Na porta do Café Tortoni, o mais antigo da cidade, está a fila de sempre, com pessoas esperando a vez para entrar. O Tortoni é um espaço emblemático frequentado no passado por Carlos Gardel, Luigi Pirandello, Federico García Lorca e Artur Rubinstein entre outros artistas, Os que vêm para o espetáculo de tango não precisam entrar na fila, basta apresentar o ingresso comprado com antecedência para que um rapaz os acompanhe até a sala Alfonsina Storni.

São pouco mais de dez da noite quando o maestro Jorge Rattoni entra no palco com o seu quarteto e abre a noite com um tango de Gardel. A coreografia do espetáculo difere de outros shows de tango mais estilizados e com a participação de vários dançarinos.
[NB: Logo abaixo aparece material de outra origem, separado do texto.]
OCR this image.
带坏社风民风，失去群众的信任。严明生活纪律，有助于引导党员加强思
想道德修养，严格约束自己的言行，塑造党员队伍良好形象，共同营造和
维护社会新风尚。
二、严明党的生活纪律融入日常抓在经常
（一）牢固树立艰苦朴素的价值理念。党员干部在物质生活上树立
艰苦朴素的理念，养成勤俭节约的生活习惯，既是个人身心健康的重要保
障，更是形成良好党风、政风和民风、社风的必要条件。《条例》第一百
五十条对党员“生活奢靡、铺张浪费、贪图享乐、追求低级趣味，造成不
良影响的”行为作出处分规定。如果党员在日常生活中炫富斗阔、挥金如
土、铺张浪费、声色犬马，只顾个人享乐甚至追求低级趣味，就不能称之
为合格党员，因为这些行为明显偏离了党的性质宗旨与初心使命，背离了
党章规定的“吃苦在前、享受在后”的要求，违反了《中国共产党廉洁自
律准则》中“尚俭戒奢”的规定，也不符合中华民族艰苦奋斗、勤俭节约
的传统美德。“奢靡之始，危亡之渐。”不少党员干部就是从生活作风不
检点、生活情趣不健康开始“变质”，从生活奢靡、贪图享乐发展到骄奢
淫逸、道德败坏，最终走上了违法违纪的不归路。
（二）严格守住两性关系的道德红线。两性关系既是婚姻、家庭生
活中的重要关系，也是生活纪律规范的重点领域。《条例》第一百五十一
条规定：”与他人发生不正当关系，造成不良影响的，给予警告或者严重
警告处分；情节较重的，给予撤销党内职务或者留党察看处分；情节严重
Aqui a trupe se reduz a um casal que, de vez em quando, vem ao palco para dançar enquanto o quarteto executa um de seus números.

A temperatura musical esquenta depressa com a sucessão de tangos conhecidos, executados em estilo puro e original. Rattoni esmera-se ao piano impondo o ritmo que é seguido pelos instrumentistas do bandoneon, do baixo e do violino. Depois de três números do quarteto, finalmente aparece o “cantante”, com sua poderosa voz interpretando músicas como “Por uma cabeza”.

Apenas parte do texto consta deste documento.